O fruto e seu invólucro
No original, diz Benjamin, está o "caroço", o núcleo duro que permite a tradução, a reprodução. Ali, teor e linguagem formam uma unidade coesa "como a do fruto e seu invólucro". Já a tradução "envelopa seu teor como um manto real de largas dobras". Enquanto no original há uma natural harmonia e integração entre teor e língua, na tradução há uma solene e severa sobreposição de uma língua sobre o teor que precisa ser mostrado, ele é envolto por um "manto real", que representa a autoridade do simbólico, mas jamais terá a naturalidade que somente o original possui. A relação entre original e tradução tem consequências jurídicas sobre direitos autorais que estabelecem a legitimidade das traduções, que até lhes reconhece uma parcela de originalidade e trabalho autoral. Embora o texto faça muitas referências ao sagrado e à palavra de Deus, isso não deve ser confundido com qualquer posição religiosa ou mística. A "palavra de Deus" é aquela primeira, instauradora da estranheza e da impossibilidade de entendimento direto, a que impõe a tradução, mas que também evoca uma inefável e fugidia verdade, lugar ideal onde "a letra não se dissocia do sentido", onde se borrariam as diferenças entre original e tradução. O "nome de Deus" aqui evoca a nostalgia diante do próprio mistério indecifrável da existência das línguas. Afinal, o que querem elas dizer? O única coisa que podemos constatar é que elas querem simbolizar, representar.

O enigma da origem
Mais ainda, o "nome de Deus" é uma metáfora na própria língua para representar o enigma da origem de tudo -nosso anseio de paternidade, nós, pobres homens órfãos, confrontados com a irreconciliável antinomia das palavras com as coisas, condenados à tarefa de simbolizar. Somos todos "tradutores".

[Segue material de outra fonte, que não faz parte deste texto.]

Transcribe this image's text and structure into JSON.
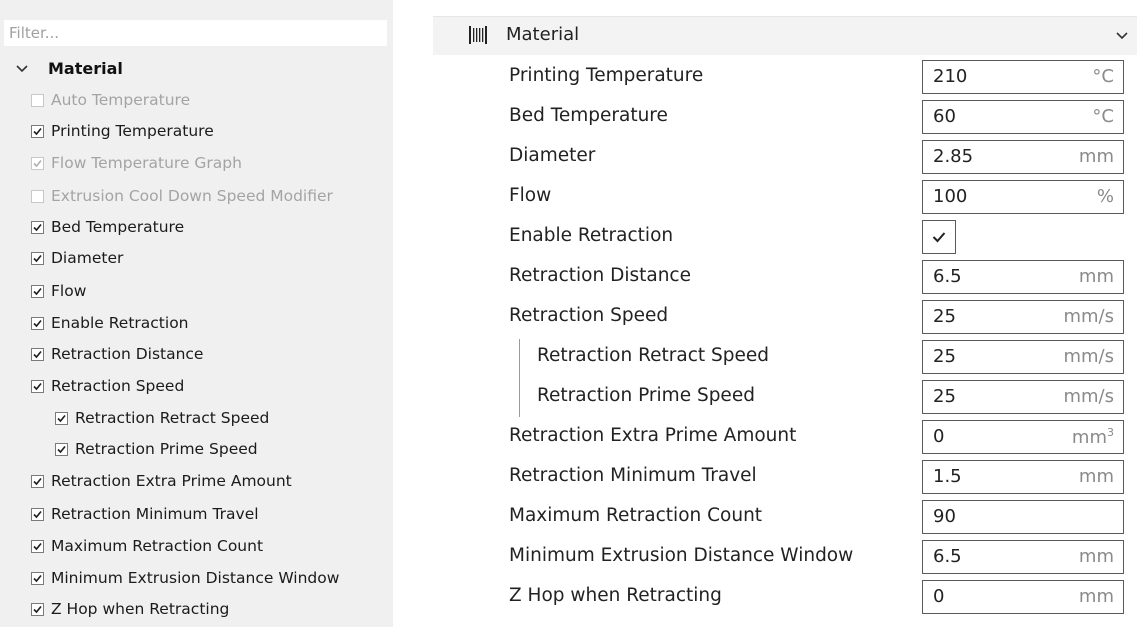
{
  "filter": {
    "placeholder": "Filter..."
  },
  "tree": {
    "header": "Material",
    "items": [
      {
        "label": "Auto Temperature",
        "state": "unchecked",
        "disabled": true
      },
      {
        "label": "Printing Temperature",
        "state": "checked",
        "disabled": false
      },
      {
        "label": "Flow Temperature Graph",
        "state": "checked",
        "disabled": true
      },
      {
        "label": "Extrusion Cool Down Speed Modifier",
        "state": "unchecked",
        "disabled": true
      },
      {
        "label": "Bed Temperature",
        "state": "checked",
        "disabled": false
      },
      {
        "label": "Diameter",
        "state": "checked",
        "disabled": false
      },
      {
        "label": "Flow",
        "state": "checked",
        "disabled": false
      },
      {
        "label": "Enable Retraction",
        "state": "checked",
        "disabled": false
      },
      {
        "label": "Retraction Distance",
        "state": "checked",
        "disabled": false
      },
      {
        "label": "Retraction Speed",
        "state": "checked",
        "disabled": false
      },
      {
        "label": "Retraction Retract Speed",
        "state": "checked",
        "disabled": false
      },
      {
        "label": "Retraction Prime Speed",
        "state": "checked",
        "disabled": false
      },
      {
        "label": "Retraction Extra Prime Amount",
        "state": "checked",
        "disabled": false
      },
      {
        "label": "Retraction Minimum Travel",
        "state": "checked",
        "disabled": false
      },
      {
        "label": "Maximum Retraction Count",
        "state": "checked",
        "disabled": false
      },
      {
        "label": "Minimum Extrusion Distance Window",
        "state": "checked",
        "disabled": false
      },
      {
        "label": "Z Hop when Retracting",
        "state": "checked",
        "disabled": false
      }
    ]
  },
  "section": {
    "title": "Material",
    "icon": "material-spool-icon"
  },
  "settings": [
    {
      "label": "Printing Temperature",
      "value": "210",
      "unit": "°C"
    },
    {
      "label": "Bed Temperature",
      "value": "60",
      "unit": "°C"
    },
    {
      "label": "Diameter",
      "value": "2.85",
      "unit": "mm"
    },
    {
      "label": "Flow",
      "value": "100",
      "unit": "%"
    },
    {
      "label": "Enable Retraction",
      "checked": true
    },
    {
      "label": "Retraction Distance",
      "value": "6.5",
      "unit": "mm"
    },
    {
      "label": "Retraction Speed",
      "value": "25",
      "unit": "mm/s"
    },
    {
      "label": "Retraction Retract Speed",
      "value": "25",
      "unit": "mm/s"
    },
    {
      "label": "Retraction Prime Speed",
      "value": "25",
      "unit": "mm/s"
    },
    {
      "label": "Retraction Extra Prime Amount",
      "value": "0",
      "unit": "mm",
      "unit_sup": "3"
    },
    {
      "label": "Retraction Minimum Travel",
      "value": "1.5",
      "unit": "mm"
    },
    {
      "label": "Maximum Retraction Count",
      "value": "90",
      "unit": ""
    },
    {
      "label": "Minimum Extrusion Distance Window",
      "value": "6.5",
      "unit": "mm"
    },
    {
      "label": "Z Hop when Retracting",
      "value": "0",
      "unit": "mm"
    }
  ]
}
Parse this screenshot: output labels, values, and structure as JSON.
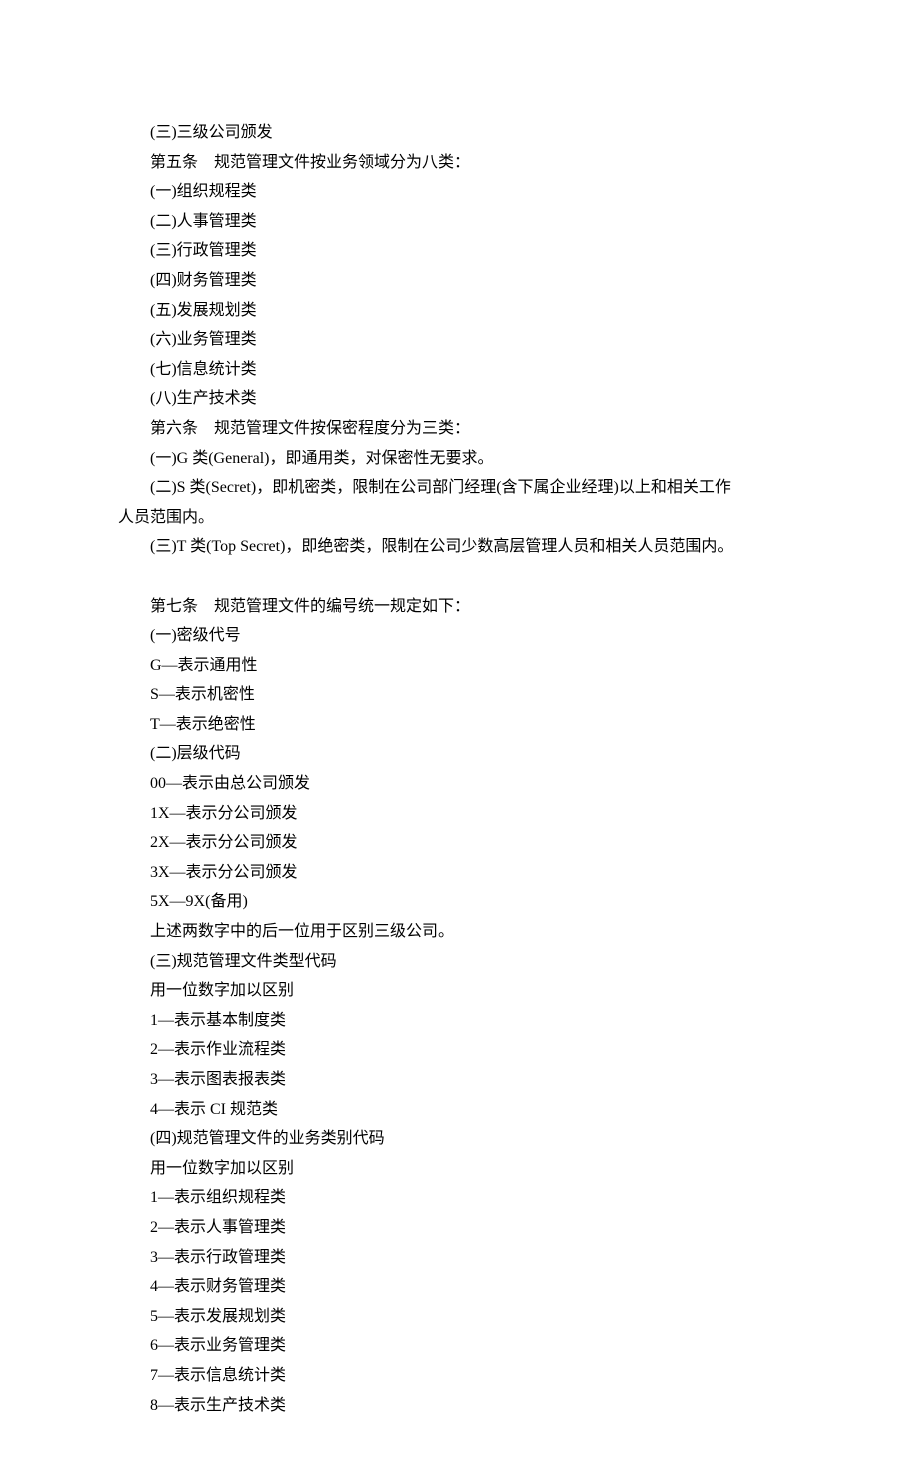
{
  "lines": [
    {
      "text": "(三)三级公司颁发",
      "indent": true
    },
    {
      "text": "第五条　规范管理文件按业务领域分为八类：",
      "indent": true
    },
    {
      "text": "(一)组织规程类",
      "indent": true
    },
    {
      "text": "(二)人事管理类",
      "indent": true
    },
    {
      "text": "(三)行政管理类",
      "indent": true
    },
    {
      "text": "(四)财务管理类",
      "indent": true
    },
    {
      "text": "(五)发展规划类",
      "indent": true
    },
    {
      "text": "(六)业务管理类",
      "indent": true
    },
    {
      "text": "(七)信息统计类",
      "indent": true
    },
    {
      "text": "(八)生产技术类",
      "indent": true
    },
    {
      "text": "第六条　规范管理文件按保密程度分为三类：",
      "indent": true
    },
    {
      "text": "(一)G 类(General)，即通用类，对保密性无要求。",
      "indent": true
    },
    {
      "text": "(二)S 类(Secret)，即机密类，限制在公司部门经理(含下属企业经理)以上和相关工作",
      "indent": true
    },
    {
      "text": "人员范围内。",
      "indent": false
    },
    {
      "text": "(三)T 类(Top Secret)，即绝密类，限制在公司少数高层管理人员和相关人员范围内。",
      "indent": true
    },
    {
      "spacer": true
    },
    {
      "text": "第七条　规范管理文件的编号统一规定如下：",
      "indent": true
    },
    {
      "text": "(一)密级代号",
      "indent": true
    },
    {
      "text": "G—表示通用性",
      "indent": true
    },
    {
      "text": "S—表示机密性",
      "indent": true
    },
    {
      "text": "T—表示绝密性",
      "indent": true
    },
    {
      "text": "(二)层级代码",
      "indent": true
    },
    {
      "text": "00—表示由总公司颁发",
      "indent": true
    },
    {
      "text": "1X—表示分公司颁发",
      "indent": true
    },
    {
      "text": "2X—表示分公司颁发",
      "indent": true
    },
    {
      "text": "3X—表示分公司颁发",
      "indent": true
    },
    {
      "text": "5X—9X(备用)",
      "indent": true
    },
    {
      "text": "上述两数字中的后一位用于区别三级公司。",
      "indent": true
    },
    {
      "text": "(三)规范管理文件类型代码",
      "indent": true
    },
    {
      "text": "用一位数字加以区别",
      "indent": true
    },
    {
      "text": "1—表示基本制度类",
      "indent": true
    },
    {
      "text": "2—表示作业流程类",
      "indent": true
    },
    {
      "text": "3—表示图表报表类",
      "indent": true
    },
    {
      "text": "4—表示 CI 规范类",
      "indent": true
    },
    {
      "text": "(四)规范管理文件的业务类别代码",
      "indent": true
    },
    {
      "text": "用一位数字加以区别",
      "indent": true
    },
    {
      "text": "1—表示组织规程类",
      "indent": true
    },
    {
      "text": "2—表示人事管理类",
      "indent": true
    },
    {
      "text": "3—表示行政管理类",
      "indent": true
    },
    {
      "text": "4—表示财务管理类",
      "indent": true
    },
    {
      "text": "5—表示发展规划类",
      "indent": true
    },
    {
      "text": "6—表示业务管理类",
      "indent": true
    },
    {
      "text": "7—表示信息统计类",
      "indent": true
    },
    {
      "text": "8—表示生产技术类",
      "indent": true
    }
  ]
}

Os grandes originais são portadores de fragmentos da "linguagem pura" e da "verdade", não por expressarem revelações sagradas ou divinas, mas por apontarem profundas verdades humanas, intuídas e buriladas por seus autores e prontamente reconhecidas pelos seus leitores.
Reconhecendo a importância fundamental da "tarefa do tradutor", Walter Benjamin e Jacques Derrida talvez ofereçam algum consolo a essa sofrida classe, quase impedida de exercer com dignidade a sua profissão pelo aviltamento da má remuneração.
O problema da tradução necessariamente interessa, também, aos psicanalistas. Ao interpretar e construir, os psicanalistas estão sempre fazendo traduções do inconsciente para o consciente, tarefa ainda mais complicada e comprometida do que a do tradutor de línguas, tal como vista por Benjamin e comentada por Derrida.
O texto a ser traduzido pelo analista prima pela ausência, pelo negativo. É apreendido nas entrelinhas, nos lapsos, nos erros. É um discurso em permanente latência.


Sérgio Telles é psicanalista e escritor, membro do departamento de psicanálise do Instituto Sedes Sapientiae. É autor de "Peixe de Bicicleta" (editora da Univesidade Federal de São Carlos).